Il debito pubblico mondiale
Negli ultimi quindici anni il rapporto tra debito pubblico e PIL a livello globale è aumentato sensibilmente, con un'accelerazione marcata nelle due maggiori economie mondiali (fig. 3).
Figura 3
Debito pubblico nelle principali aree
(in percentuale del PIL)

Fonte: FMI.
(1) I dati dal 2025 sono previsioni. - (2) Esclusi gli Stati Uniti. - (3) Esclusa la Cina.
Questa tendenza riflette in parte la successione di shock globali - dalla crisi finanziaria del 2008 alla pandemia, fino alla crisi energetica - che ha colpito l'attività produttiva e reso necessari interventi straordinari da parte dei governi.
L'elevato livello del debito espone le economie alla volatilità dei mercati dei titoli sovrani e riduce i margini di manovra in caso di crisi.
Le tensioni risultano acute nelle economie a basso reddito6. In poco più di quindici anni, il rapporto tra debito e PIL di queste economie è raddoppiato e il costo del servizio del debito è aumentato sensibilmente, sottraendo risorse cruciali allo sviluppo7. Oltre la metà di esse si trova attualmente in condizioni di elevata vulnerabilità8, e una quota significativa del loro debito giungerà a scadenza nel prossimo biennio.
È aumentato il peso dei creditori esteri. Accanto alle istituzioni multilaterali e ai governi dei paesi avanzati, sono emersi nuovi attori, come la Cina, e un numero crescente di investitori privati.
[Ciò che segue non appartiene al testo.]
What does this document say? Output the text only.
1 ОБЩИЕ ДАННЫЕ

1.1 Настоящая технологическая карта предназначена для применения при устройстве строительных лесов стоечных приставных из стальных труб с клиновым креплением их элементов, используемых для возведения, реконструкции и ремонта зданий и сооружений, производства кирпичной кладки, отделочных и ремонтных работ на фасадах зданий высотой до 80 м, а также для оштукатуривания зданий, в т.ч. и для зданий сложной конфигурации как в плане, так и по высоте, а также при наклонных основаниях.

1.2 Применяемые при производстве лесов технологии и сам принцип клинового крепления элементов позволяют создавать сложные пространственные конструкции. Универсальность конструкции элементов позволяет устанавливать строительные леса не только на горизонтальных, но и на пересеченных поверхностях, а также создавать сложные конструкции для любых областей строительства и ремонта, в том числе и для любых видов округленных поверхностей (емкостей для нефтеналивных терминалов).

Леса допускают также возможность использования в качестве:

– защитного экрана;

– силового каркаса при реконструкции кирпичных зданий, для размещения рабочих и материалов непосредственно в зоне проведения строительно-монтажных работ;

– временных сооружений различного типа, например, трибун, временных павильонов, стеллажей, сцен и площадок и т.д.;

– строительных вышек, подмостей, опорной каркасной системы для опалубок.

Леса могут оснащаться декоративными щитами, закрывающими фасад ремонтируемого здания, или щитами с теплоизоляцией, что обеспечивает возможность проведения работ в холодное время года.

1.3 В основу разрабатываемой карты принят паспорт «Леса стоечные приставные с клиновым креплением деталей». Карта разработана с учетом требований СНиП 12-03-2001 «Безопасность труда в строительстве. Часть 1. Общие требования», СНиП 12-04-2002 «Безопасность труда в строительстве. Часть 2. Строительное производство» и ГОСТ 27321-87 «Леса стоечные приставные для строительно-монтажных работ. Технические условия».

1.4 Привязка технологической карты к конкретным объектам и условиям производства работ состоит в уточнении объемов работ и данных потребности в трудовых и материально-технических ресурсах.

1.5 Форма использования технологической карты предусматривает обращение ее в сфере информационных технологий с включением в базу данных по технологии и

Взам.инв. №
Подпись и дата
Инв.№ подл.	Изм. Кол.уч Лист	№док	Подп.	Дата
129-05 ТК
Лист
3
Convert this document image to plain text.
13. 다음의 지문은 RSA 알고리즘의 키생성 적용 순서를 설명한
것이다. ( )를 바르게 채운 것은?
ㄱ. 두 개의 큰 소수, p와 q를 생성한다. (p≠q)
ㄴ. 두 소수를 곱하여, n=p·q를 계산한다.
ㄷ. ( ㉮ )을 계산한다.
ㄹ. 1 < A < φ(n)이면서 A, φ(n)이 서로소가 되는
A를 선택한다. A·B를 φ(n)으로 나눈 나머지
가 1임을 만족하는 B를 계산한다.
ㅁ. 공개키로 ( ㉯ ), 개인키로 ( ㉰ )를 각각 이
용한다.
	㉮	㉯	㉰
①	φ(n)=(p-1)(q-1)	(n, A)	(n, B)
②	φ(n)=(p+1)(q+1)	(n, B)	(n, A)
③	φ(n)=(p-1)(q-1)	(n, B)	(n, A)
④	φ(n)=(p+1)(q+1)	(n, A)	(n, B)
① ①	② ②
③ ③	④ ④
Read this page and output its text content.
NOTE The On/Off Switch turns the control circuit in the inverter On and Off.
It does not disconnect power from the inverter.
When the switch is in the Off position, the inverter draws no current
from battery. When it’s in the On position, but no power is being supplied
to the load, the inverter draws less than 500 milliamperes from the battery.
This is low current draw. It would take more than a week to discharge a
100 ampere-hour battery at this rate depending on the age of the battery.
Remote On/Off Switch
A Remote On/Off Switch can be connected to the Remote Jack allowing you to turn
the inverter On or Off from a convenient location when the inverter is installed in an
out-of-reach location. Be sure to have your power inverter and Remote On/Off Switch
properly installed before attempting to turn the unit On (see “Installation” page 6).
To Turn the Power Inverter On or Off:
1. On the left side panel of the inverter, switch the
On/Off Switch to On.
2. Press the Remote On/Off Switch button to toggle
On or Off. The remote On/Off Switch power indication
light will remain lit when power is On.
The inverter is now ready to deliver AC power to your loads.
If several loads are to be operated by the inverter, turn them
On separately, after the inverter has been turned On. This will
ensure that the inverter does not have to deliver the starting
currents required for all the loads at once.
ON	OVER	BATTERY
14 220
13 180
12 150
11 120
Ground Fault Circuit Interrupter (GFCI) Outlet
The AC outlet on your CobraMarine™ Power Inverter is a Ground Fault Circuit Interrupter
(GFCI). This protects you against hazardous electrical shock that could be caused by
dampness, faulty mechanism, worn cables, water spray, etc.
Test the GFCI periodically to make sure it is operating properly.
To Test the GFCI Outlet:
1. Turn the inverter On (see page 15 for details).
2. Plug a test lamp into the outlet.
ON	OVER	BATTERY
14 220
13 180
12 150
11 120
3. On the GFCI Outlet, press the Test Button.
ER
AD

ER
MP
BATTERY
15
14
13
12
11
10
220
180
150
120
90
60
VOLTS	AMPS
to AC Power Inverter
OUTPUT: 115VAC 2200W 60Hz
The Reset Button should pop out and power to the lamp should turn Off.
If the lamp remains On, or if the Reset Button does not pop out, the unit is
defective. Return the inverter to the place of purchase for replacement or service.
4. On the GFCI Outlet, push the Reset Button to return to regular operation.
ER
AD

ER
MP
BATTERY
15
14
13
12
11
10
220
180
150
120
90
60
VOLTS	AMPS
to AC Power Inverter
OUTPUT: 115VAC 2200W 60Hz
La maggiore eterogeneità dei creditori, aggravata dal deterioramento delle relazioni internazionali, rende più complessa l'individuazione di soluzioni condivise e la gestione coordinata di eventuali crisi.
È necessario rafforzare il meccanismo introdotto dal G20 per agevolare la ristrutturazione del debito nei paesi poveri, finora poco utilizzato a causa di ostacoli procedurali. Serve una cooperazione più efficace tra gli attori coinvolti, in grado di superare le difficoltà legate alle contrapposizioni tra paesi. Sebbene il debito dei paesi poveri rappresenti una quota limitata dell'economia mondiale, la sua riduzione è essenziale non solo per contenere i rischi finanziari globali, ma soprattutto per offrire prospettive di benessere a oltre un miliardo di persone.
Ridurre il peso del debito sul PIL è fondamentale anche per le economie avanzate, al fine di liberare risorse da destinare allo sviluppo. Ciò richiede politiche in grado di rilanciare la crescita attraverso riforme, innovazione e istruzione. Parallelamente, è essenziale avviare un percorso di consolidamento fiscale che sia a un tempo credibile e graduale: credibile, per rinsaldare la fiducia nella sostenibilità delle finanze pubbliche; graduale, per evitare contraccolpi sulla crescita e prevenire costi sociali inaccettabili.
L'equità è una condizione imprescindibile per il successo di qualsiasi strategia di risanamento. Senza consenso sociale, nessuna politica fiscale può dirsi sostenibile nel lungo periodo.
Congiuntura e politica monetaria nell'area dell'euro
L'economia reale e l'inflazione
Dopo una lunga stagnazione, nel 2024 l'economia dell'area dell'euro è tornata a crescere, seppure a un ritmo inferiore al potenziale9. È nuovamente mancato il contributo decisivo della Germania.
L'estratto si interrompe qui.